Kami menyaring strategi-strategi rumit menjadi satu motto: Merdeka atau mati. Tidak seorang pun mempertanyakan kekuatan musuh, dan tidak seorang pun mempertanyakan kekuatan kami. Mungkin secara bawah sadar, kita semua dengan cepat memutuskan bahwa sudah terlambat untuk khawatir tentang hal itu. Kita harus bertempur melawan musuh besok juga.
Membaca memoar ini membuat saya merinding. Demikianlah semangat yang memungkinkan kita untuk mempertahankan kemerdekaan kita. Demikianlah semangat yang memungkinkan kita melewati ujian pertama kemerdekaan kita dan menyatukan kita menjadi bangsa. Mungkin itu adalah ujian pasca-kemerdekaan tersulit.
Saya selalu membayangkan bagaimana jika saya bisa berada di Surabaya saat itu. Apakah saya akan seberani Hario Kecik? Apakah saya akan sepirit Hario Kecik dan teman-temannya? Itulah beberapa pertanyaan yang selalu saya ajukan pada diri sendiri.
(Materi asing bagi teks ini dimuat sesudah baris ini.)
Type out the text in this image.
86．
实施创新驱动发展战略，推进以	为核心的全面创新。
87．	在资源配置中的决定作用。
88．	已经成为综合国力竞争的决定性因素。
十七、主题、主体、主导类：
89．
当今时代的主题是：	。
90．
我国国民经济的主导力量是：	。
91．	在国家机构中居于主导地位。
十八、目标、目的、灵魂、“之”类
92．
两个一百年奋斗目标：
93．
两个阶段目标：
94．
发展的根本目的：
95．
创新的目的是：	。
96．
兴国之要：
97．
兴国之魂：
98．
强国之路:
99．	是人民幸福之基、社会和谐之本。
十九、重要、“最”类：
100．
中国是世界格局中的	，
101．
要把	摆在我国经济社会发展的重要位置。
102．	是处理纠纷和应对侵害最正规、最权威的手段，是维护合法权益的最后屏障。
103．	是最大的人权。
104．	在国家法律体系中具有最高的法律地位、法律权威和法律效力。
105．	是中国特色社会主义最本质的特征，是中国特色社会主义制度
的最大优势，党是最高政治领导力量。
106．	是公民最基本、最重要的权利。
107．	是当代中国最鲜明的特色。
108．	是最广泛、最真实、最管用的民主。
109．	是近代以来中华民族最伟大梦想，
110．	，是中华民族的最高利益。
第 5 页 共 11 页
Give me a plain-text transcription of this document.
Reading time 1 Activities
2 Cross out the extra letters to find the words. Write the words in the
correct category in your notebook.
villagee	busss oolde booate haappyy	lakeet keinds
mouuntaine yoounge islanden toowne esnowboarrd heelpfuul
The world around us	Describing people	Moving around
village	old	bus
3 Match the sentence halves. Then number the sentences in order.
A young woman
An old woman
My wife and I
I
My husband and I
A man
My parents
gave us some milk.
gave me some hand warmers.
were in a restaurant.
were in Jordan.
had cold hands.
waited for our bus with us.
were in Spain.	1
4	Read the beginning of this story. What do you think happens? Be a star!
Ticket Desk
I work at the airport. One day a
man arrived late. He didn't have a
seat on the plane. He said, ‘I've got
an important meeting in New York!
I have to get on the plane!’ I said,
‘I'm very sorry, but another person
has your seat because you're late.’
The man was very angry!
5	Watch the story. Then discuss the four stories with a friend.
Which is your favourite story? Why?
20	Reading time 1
Oleh karena itu, setiap kali saya memberikan kuliah atau melatih generasi muda, saya selalu menggunakan Hario Kecik sebagai ikon pemuda Indonesia yang membanggakan.
Pahlawanisme yang diwujudkan oleh Hario Kecik sangat jelas. Ia memberikan contoh bagi generasi mendatang, contoh bagi setiap orang Indonesia.